If you look around you, you will see that vaping and e-cigarette smoking is on the rise. However, momentum is increasing for a nationwide movement to raise the legal age of tobacco purchase from 18 to 21. Experts say the widespread and worrisome teen vaping epidemic is a big catalyst. But so is support from e-cigarette and tobacco companies, which has some health groups feeling uneasy.
Recently, Texas joined other states in enacting the so-called Tobacco 21 policies. Even more cities and counties have raised their legal buying ages and a host of national retailers have instituted corporate policies that resonate with these legislative efforts.
In Texas, the law will raise the buying age for all tobacco products, including e-cigarettes. Senate Majority Leader Mitch McConnell just proposed similar legislation at the federal level, and particularly cited high levels of teen e-cigarette use as the main motivator for his bill.
McConnell’s reasoning is familiar. The nationwide rising prevalence of vaping has led policymakers and legislators across the US to really sharpen their focus on tobacco and to look more closely at vaping according to many cancer specialists across the US.

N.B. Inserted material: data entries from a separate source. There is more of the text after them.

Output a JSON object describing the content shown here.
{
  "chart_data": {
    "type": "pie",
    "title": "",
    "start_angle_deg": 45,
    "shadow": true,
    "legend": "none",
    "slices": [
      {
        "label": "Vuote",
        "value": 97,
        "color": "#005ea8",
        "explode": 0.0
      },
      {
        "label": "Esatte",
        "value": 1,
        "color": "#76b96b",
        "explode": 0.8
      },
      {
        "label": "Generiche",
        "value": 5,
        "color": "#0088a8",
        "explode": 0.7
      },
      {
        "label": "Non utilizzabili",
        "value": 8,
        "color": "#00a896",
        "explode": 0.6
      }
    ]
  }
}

On the surface, it looks like a silver lining to a public-health disaster. Though, several health groups are not sure of the fact that tobacco and vaping businesses like Altria and Juul have thrown their weight behind these policies.
Lobbying from Big Tobacco and Big Vape has aided the Tobacco 21 legislation pass in nine states recently. But, as detailed in a May 23 report from investigative journalism nonprofit the Center for Public Integrity, health groups are against some of these proposed laws since they would preempt stricter policies or include such weak enforcement mechanisms or so many exceptions as to make them mainly ineffective. Texas’ law, for instance, includes an exception for military members.